Rural Women New Zealand applauds a new campaign by Southern District police to enforce the 20kmh speed limit past a school bus that has stopped to let children on or off, and is calling for the campaign to be rolled out nationally.
As part of its ‘Back to Schools’ road policing programme, Southern District police have expanded their focus beyond the school gate to also target driving speeds past school buses.
“For the first two weeks of each term, Southern District police will follow school buses along their routes to enforce the 20km/h speed limit when passing a school bus in either direction,” says RWNZ national president, Liz Evans.
“Rural Women New Zealand is delighted with this initiative, which is an important part of raising driver awareness of this Road Code rule, which many motorists are unaware of, and which is almost universally ignored.
“Bus drivers tell us that motorists are regularly passing school buses at 80km/h above the speed limit. This leaves children very vulnerable, especially when they are being dropped off in rural areas with no pavements. A moment’s inattention, or a child’s inability to judge speeds, can mean death or serious injury.”
The shocking statistics speak for themselves: In the 23 years since 1987, 23 children have been killed when crossing the road to or from school buses. A further 47 have been seriously injured and 92 have received minor injuries. By comparison, six children were killed while actually on a school bus.
Last year 36 children were injured when a logging truck in the Bay of Plenty rear-ended a school bus that had stopped to let children off.

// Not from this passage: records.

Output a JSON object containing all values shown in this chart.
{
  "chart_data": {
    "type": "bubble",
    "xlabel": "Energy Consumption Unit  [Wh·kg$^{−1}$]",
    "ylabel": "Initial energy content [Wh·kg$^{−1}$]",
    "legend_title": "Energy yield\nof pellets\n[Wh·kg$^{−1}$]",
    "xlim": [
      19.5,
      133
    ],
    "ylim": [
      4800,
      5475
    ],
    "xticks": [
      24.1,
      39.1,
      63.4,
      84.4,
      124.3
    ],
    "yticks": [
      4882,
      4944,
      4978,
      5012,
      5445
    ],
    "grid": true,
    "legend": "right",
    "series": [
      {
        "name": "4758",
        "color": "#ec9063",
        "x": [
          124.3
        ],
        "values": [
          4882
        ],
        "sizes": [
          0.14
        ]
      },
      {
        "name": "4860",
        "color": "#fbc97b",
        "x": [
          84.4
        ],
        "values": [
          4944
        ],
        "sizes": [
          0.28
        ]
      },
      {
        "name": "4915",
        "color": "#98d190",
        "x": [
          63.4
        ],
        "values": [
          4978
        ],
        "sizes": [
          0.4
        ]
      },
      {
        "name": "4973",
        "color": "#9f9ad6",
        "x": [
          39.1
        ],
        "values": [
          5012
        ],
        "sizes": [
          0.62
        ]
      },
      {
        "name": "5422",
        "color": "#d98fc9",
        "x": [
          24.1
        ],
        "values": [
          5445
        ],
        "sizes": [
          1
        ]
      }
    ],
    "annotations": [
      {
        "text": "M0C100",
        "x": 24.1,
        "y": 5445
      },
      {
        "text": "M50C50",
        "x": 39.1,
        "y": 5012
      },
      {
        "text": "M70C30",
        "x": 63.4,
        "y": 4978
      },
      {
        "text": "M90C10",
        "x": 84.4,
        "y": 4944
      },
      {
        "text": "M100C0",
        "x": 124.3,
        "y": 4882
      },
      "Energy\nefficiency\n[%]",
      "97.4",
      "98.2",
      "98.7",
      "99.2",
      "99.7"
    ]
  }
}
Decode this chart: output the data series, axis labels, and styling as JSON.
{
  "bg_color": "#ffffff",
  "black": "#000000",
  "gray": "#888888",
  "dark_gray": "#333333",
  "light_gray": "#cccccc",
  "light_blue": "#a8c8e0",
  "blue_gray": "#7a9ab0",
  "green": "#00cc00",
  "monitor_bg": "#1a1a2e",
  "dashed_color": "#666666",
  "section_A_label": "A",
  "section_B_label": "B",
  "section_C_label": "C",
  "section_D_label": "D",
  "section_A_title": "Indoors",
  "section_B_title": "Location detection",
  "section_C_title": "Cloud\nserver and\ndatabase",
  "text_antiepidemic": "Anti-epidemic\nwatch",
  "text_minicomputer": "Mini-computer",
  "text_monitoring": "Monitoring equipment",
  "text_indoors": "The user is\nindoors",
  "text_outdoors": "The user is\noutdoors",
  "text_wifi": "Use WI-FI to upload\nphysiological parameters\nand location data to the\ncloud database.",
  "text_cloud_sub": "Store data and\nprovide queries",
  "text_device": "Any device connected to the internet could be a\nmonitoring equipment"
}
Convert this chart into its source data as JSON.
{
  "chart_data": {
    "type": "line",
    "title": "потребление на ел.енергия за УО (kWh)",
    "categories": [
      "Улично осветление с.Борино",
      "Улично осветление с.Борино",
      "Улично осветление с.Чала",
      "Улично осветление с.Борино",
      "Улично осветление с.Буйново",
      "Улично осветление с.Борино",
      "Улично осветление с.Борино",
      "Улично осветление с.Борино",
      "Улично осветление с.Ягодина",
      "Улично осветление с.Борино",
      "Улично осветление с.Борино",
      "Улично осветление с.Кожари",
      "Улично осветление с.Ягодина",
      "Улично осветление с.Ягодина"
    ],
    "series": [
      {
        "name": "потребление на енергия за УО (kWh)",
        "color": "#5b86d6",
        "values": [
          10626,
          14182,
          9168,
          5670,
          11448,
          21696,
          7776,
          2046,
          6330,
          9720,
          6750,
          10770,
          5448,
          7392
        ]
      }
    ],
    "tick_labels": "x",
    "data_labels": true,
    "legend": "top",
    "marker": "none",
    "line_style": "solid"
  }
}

Eight-five percent of the accidents happen in the afternoon on the way home from school and while 62 percent of the crashes are in 50km/hr zones, 85 percent of fatalities are on high speed roads, many of which are in rural areas.
Rural Women New Zealand has written to Police Roading National Manager Superintendent Paula Rose, asking her to issue a national directive for all police districts to follow the Southern District’s lead and follow school buses for the first two weeks of every school term to enforce the 20km/h rule.
“A school bus safety forum we held in Wellington last November highlighted that there is no one solution to the problem of reducing accidents involving children using school buses.
“However, enforcement of the speed limit by police, along with active signage on buses and education of drivers and children were all identified as vital components.”